Opposition in Aserbaidschan: Staat muss 6.000 Euro blechen

Die Investigativjournalistin Khadija Ismayilova gewinnt zum dritten Mal ein Verfahren vor dem Europäischen Gerichtshof für Menschenrechte.

Portrait von Khadija Ismayilova

Hat sich gegen ihre Regierung durchgesetzt: Investigativjournalistin Khadija Ismayilova Foto: dpa

BERLIN taz | Die aserbaidschanische Investigativjournalistin Khadija Ismayilova hat vor dem Europäischen Gerichtshof für Menschenrechte (EGMR) einen weiteren Erfolg eingefahren. Am Donnerstag verurteilte das Gericht den aserbaidschanischen Staat zur Zahlung einer Entschädigung in Höhe von umgerechnet 6.000 Euro.

Zur Begründung hieß es, die heimischen Gerichte hätten eine Regionalzeitung, die einen verleumderischen Artikel über Ismayilovas Privatleben veröffentlicht hatte, nicht sanktioniert. Damit sei das Recht der 43-Jährigen auf Privatheit aus Artikel Sieben der Europäischen Menschenrechtskonvention nicht ausreichend geschützt worden.

Ismayilova ist bereits seit Jahren massiven Schikanen und Bedrohungen vonseiten des Staates ausgesetzt. Grund sind ihre Recherchen über Korruption. Diese reicht bis in höchste Regierungskreise. Vor allem untersucht sie die zwielichtigen Machenschaften des autoritären Staatschefs Ilham Alijew und seines Familienklans.

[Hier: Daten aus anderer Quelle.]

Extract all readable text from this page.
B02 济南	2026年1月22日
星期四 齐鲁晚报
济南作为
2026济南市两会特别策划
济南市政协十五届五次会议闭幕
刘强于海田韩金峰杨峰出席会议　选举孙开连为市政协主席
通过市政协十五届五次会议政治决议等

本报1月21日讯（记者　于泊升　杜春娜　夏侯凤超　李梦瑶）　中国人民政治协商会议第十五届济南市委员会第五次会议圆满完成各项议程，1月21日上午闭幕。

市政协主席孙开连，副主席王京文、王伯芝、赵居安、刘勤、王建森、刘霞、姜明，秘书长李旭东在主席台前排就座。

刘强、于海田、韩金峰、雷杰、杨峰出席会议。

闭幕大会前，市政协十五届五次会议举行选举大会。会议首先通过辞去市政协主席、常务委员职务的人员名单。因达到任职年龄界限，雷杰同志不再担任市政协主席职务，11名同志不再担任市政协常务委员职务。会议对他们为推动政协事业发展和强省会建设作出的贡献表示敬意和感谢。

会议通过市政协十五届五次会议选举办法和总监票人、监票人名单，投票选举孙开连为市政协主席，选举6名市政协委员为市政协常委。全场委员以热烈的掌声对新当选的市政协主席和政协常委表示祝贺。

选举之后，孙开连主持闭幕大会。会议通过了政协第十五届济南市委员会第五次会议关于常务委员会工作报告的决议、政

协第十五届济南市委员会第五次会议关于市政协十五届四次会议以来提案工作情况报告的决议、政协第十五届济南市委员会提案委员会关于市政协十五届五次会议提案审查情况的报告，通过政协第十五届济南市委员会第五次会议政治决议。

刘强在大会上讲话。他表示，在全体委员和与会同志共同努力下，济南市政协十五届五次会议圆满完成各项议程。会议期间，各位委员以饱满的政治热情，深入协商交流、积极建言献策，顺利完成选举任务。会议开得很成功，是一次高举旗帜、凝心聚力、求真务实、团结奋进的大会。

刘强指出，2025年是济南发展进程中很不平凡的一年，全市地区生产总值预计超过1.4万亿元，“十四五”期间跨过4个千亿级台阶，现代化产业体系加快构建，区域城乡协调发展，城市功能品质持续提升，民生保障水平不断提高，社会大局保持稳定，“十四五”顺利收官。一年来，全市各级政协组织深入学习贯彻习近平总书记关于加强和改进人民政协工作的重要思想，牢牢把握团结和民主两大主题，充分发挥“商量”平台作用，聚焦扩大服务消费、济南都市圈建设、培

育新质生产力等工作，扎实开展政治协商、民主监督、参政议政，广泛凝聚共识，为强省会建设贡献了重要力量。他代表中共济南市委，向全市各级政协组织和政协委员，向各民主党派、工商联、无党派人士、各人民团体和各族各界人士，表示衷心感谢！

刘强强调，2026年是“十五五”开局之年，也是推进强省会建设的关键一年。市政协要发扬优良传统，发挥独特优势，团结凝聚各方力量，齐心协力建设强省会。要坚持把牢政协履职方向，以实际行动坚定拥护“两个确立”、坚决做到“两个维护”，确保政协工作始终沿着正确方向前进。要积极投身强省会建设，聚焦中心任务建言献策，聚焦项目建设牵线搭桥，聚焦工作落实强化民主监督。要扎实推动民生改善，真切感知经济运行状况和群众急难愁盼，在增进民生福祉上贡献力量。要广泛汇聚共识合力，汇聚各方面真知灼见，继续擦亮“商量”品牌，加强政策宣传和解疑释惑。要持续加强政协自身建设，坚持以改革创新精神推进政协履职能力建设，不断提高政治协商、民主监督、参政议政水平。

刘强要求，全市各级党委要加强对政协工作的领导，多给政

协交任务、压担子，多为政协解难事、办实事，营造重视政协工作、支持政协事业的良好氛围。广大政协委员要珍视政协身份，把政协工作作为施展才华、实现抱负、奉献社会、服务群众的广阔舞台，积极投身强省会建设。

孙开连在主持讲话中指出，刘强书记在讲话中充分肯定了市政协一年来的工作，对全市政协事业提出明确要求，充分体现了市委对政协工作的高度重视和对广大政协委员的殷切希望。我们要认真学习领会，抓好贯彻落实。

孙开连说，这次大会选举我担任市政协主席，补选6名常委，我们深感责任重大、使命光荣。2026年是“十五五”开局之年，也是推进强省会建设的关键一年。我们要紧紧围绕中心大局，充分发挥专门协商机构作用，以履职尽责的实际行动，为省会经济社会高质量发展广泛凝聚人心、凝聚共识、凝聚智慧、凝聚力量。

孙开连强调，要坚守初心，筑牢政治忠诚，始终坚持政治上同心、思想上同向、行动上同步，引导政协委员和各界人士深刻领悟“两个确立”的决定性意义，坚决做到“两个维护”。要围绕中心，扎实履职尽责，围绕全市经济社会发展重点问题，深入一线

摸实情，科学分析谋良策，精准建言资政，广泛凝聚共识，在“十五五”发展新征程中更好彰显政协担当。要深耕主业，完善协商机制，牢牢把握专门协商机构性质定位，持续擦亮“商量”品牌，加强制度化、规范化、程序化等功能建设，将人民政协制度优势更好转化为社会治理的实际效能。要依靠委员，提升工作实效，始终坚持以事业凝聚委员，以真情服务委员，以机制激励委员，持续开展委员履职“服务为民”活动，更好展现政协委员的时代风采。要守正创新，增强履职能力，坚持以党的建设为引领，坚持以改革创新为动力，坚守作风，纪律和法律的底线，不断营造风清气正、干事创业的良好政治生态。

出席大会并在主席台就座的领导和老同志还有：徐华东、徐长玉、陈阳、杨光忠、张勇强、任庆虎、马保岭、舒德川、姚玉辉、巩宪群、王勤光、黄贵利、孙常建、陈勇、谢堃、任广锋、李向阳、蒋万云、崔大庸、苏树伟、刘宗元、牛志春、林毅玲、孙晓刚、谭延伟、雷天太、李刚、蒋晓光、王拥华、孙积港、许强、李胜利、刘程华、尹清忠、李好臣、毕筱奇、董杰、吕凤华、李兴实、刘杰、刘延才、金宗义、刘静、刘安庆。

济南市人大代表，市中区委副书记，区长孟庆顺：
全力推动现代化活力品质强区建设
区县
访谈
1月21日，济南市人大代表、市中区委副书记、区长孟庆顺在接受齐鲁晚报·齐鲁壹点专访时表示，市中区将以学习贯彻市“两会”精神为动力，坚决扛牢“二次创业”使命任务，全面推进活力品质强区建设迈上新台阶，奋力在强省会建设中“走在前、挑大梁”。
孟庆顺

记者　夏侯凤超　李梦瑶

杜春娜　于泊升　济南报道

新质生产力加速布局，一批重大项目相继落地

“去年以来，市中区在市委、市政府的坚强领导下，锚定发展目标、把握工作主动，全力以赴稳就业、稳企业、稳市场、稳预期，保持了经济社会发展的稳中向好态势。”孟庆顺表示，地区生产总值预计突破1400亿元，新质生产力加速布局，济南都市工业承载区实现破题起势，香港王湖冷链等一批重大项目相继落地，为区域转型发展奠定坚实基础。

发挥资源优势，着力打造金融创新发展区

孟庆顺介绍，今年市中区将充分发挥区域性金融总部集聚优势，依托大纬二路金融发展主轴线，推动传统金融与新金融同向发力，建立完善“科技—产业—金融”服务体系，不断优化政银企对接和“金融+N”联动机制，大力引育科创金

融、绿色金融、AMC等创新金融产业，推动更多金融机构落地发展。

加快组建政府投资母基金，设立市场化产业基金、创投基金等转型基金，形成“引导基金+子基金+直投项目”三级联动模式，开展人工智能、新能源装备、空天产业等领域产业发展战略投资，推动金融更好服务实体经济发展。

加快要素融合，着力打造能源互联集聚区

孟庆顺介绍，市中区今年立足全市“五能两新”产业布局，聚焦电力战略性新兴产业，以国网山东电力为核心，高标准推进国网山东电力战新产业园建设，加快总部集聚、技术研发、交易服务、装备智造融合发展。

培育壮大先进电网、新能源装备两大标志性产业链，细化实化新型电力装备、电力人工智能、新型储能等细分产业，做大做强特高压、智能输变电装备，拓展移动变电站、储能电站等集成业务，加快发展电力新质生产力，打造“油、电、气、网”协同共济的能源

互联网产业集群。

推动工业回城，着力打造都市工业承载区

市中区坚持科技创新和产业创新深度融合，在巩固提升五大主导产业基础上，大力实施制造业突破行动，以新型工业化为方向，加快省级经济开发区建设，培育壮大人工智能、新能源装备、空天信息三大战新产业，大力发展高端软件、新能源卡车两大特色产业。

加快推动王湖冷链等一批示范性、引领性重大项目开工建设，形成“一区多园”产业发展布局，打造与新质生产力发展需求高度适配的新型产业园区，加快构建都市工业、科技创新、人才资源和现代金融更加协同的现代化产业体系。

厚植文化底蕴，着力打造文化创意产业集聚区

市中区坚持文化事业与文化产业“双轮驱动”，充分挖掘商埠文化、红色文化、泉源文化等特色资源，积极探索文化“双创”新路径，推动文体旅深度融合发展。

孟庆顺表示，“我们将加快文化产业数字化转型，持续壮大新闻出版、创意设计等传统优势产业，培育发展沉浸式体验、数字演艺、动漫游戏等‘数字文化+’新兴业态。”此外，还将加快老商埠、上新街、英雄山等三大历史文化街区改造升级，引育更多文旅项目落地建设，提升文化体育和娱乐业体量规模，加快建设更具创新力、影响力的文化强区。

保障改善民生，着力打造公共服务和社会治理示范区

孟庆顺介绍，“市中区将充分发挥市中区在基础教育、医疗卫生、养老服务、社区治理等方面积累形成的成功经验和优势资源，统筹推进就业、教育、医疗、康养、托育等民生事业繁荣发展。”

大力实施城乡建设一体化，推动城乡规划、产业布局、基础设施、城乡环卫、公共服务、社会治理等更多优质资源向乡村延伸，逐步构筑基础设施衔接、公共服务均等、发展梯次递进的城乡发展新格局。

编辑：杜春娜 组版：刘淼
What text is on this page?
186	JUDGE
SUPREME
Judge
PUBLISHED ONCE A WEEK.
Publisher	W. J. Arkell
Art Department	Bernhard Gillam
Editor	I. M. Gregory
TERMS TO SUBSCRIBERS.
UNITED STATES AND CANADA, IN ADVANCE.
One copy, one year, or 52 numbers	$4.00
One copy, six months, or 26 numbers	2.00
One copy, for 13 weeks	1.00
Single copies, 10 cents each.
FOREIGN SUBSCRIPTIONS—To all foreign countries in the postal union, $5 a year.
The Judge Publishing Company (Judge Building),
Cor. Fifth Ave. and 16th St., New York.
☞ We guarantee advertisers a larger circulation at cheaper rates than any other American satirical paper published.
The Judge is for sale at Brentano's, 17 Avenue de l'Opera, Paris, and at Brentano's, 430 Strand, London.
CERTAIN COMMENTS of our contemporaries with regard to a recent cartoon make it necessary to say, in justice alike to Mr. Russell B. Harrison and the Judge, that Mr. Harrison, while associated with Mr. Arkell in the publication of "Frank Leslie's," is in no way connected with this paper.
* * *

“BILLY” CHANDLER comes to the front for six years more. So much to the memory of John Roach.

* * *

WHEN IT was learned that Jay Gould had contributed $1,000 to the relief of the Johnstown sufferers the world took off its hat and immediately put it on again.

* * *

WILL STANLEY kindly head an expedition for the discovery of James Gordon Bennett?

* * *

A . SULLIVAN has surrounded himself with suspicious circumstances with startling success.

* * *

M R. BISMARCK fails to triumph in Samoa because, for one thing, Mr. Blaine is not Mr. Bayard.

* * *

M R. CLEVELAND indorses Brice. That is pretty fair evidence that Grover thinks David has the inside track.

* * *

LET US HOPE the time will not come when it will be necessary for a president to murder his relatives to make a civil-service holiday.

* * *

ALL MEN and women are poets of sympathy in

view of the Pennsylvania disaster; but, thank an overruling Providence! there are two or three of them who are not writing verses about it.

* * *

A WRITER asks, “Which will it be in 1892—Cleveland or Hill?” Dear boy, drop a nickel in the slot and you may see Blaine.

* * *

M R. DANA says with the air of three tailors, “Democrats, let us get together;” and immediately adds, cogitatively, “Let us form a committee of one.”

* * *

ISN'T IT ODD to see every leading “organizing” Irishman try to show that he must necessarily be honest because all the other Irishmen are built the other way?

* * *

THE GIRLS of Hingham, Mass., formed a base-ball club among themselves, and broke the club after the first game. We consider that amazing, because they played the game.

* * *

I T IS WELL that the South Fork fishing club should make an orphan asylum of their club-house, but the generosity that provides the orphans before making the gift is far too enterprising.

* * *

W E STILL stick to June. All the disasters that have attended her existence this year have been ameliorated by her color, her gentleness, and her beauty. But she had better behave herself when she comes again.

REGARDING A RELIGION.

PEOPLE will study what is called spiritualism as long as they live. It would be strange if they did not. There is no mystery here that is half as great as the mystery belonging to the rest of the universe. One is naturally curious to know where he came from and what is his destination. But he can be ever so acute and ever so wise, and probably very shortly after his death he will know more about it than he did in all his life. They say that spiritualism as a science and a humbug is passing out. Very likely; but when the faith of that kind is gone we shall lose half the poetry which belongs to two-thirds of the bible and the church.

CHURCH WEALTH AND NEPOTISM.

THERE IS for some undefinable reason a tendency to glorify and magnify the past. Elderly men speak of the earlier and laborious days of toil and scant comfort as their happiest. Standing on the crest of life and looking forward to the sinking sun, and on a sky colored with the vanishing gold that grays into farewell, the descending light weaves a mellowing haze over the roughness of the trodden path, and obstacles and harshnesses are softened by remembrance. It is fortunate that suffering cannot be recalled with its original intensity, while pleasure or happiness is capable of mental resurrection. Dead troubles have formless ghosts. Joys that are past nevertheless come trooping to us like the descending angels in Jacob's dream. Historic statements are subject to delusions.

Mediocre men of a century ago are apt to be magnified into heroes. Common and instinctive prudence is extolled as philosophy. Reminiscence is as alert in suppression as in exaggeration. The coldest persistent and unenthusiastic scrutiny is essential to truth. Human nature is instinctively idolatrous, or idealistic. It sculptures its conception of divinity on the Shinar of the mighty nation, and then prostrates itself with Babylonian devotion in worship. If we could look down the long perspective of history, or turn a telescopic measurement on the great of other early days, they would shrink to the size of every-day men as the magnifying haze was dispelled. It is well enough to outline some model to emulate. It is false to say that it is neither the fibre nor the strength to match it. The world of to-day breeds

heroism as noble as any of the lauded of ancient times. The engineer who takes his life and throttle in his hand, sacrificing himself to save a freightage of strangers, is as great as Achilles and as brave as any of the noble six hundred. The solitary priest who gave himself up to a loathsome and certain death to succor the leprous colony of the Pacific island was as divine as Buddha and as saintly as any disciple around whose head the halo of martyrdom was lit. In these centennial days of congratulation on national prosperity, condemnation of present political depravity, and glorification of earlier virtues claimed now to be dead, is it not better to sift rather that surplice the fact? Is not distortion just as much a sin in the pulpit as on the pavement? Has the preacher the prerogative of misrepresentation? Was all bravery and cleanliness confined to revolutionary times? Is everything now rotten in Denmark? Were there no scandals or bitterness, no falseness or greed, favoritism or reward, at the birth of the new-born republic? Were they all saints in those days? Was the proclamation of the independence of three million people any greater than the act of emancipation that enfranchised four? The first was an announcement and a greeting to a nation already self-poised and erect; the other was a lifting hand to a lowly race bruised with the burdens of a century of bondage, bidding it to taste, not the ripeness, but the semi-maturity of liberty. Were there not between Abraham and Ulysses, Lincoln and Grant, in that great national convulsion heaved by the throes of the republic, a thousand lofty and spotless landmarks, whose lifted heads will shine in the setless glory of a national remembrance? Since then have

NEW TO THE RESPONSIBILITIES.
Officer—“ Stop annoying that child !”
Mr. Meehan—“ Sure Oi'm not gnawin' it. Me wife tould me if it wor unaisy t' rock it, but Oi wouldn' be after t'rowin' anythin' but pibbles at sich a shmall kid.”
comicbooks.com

Im März 2012 wurde Ismayilova von einer heimlich installierten Kamera in ihrem Schlafzimmer beim Sex gefilmt. Kurz darauf zirkulierten die Aufnahmen im Netz.

Klage abgewiesen

Einige Monate später veröffentlichte eine Pro-Regierungszeitung einen diffamierenden Artikel, in dem sie Ismayilova als Pornostar bezeichnete und ihr unterstellte, sexuelle Beziehungen zu oppositionellen Journalisten zu unterhalten. Ihre Klage gegen diesen Beitrag wurde 2013 mit der Begründung abgewiesen, der Verfasser habe von seinem Recht auf freie Meinungsäußerung Gebrauch gemacht.

Zwei Jahre später wurde Ismayilova wegen angeblicher Steuerhinterziehung zu siebeneinhalb Jahren Haft verurteilt. 2016 wurde sie auf freien Fuß gesetzt, darf aber Aserbaidschan nicht verlassen. Im vergangenen Herbst berichtete Ismayilova gegenüber der taz von erniedrigender Behandlung in Haft. Dazu hätten auch gynäkologische Zwangsuntersuchungen gehört.

Das jüngste Urteil des EGMR ist nicht das erste in der Kausa Ismayilova. Im Januar 2019 entschieden die Straßburger Richter, dass Aserbaidschan in dem Sexvideo-Skandal nicht ausreichend ermittelt und daher die Rechte der Journalistin auf Privatleben und freie Meinungsäußerung verletzt habe. Im vergangenen Februar erging ein Urteil, wonach Festnahme und Haft Ismayilovas das Ziel gehabt hätten, sie zum Schweigen zu bringen und für ihre Arbeit zu bestrafen.

Unselige Komplizenschaft

Laut Natalia Nozadze, bei der Menschenrechtsorganisation Amnesty International für den Südkaukasus zuständig, zeige die jüngste EGMR-Entscheidung, dass sich das aserbaidschanische Rechtssystem mit schuldig gemacht habe, eine prominente Journalistin mundtot zu machen und das Recht auf freie Meinungsäußerung anzugreifen.

Diese unselige Komplizenschaft hat vor allem jetzt in Corona-Zeiten, Hochkonjunktur. Unter der fadenscheinigen Begründung, gegen Ausgangssperren verstoßen zu haben, sind in den vergangenen Wochen mehrere Oppositionelle und kritische Journalisten festgenommen und zu Arreststrafen verurteilt worden.

In seiner Ansprache zum muslimischen Neujahrsfest am 19. März hatte Präsident Ilham Alijew, der seit 2003 an der Macht ist, einen verstärkten Kampf gegen die Opposition angekündigt. Er bezeichnete sie als „fünfte Kolonne“, die Aufstände anzetteln und dadurch einen Umsturz herbeiführen wolle.